Antaeotricha coriodes

Scientific classification
- Domain: Eukaryota
- Kingdom: Animalia
- Phylum: Arthropoda
- Class: Insecta
- Order: Lepidoptera
- Family: Depressariidae
- Genus: Antaeotricha
- Species: A. coriodes
- Binomial name: Antaeotricha coriodes Meyrick, 1915

= Antaeotricha coriodes =

- Authority: Meyrick, 1915

Species of moth

Antaeotricha coriodes is a moth in the family Depressariidae. It was described by Edward Meyrick in 1915. It is found in Guyana.

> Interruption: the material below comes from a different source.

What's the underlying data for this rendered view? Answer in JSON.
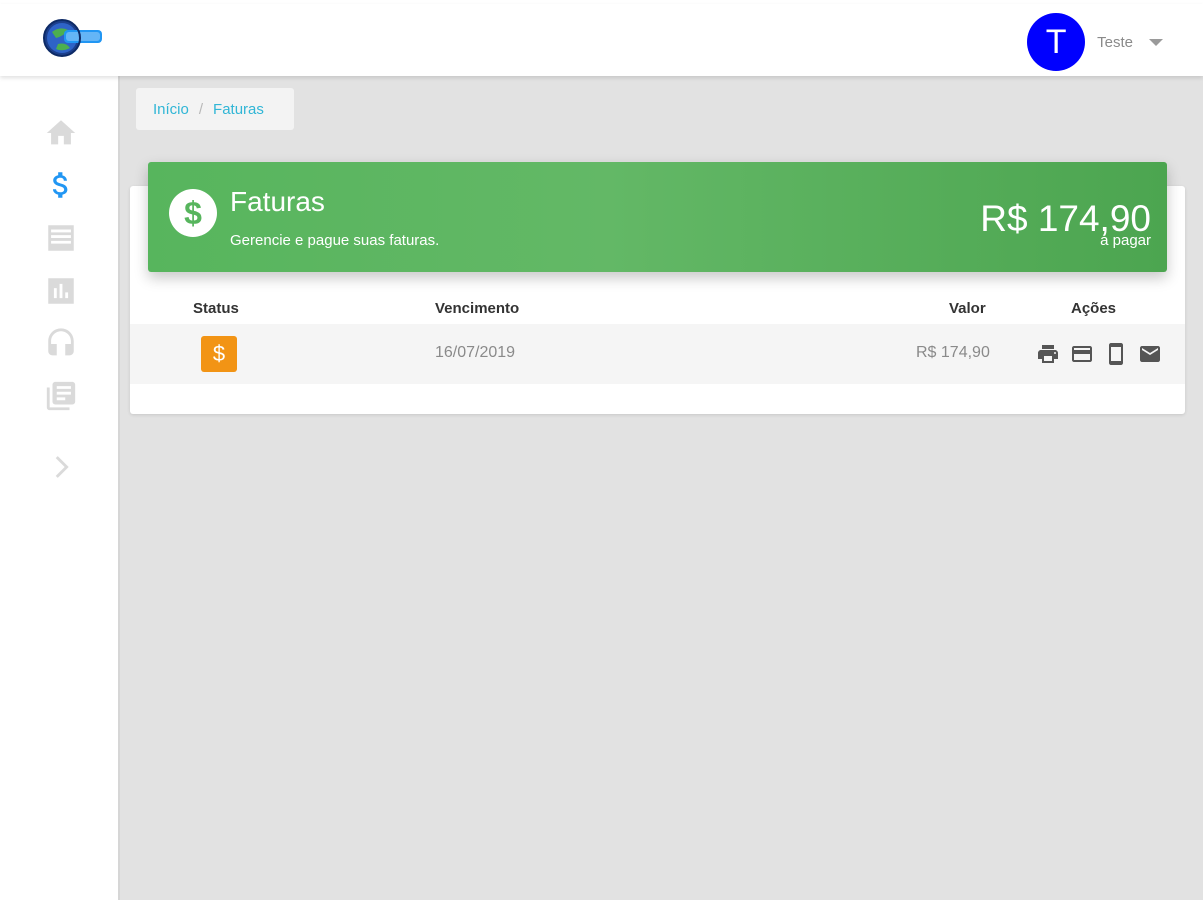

The wingspan is 16–17 mm. The forewings are white, tinged in the disc with ochreous and with a broad dark bronzy-purplish fascia near the base, leaving a slender whitish basal space obscurely marked with dark grey, the outer edge of the fascia irregular, hardly oblique, but on the dorsal half followed by irregular grey suffusion extending beneath the fold to the tornus, on the dorsum suffusedly spotted with dark fuscous before and beyond the middle. There are two dark fuscous dots transversely placed on the end of the cell and there is a straight transverse grey shade at four-fifths, more or less enlarged anteriorly into a blotch on the costa. Some undefined grey suffusion is found before the apex and termen, preceding a white dentate marginal line with interspaces filled with dark fuscous. The hindwings are grey, paler anteriorly and with the costal margin somewhat expanded to beyond the middle, with long rough projecting hairscales suffused with dark grey beneath, and a long ochreous-white subcostal hairpencil lying beneath the forewings.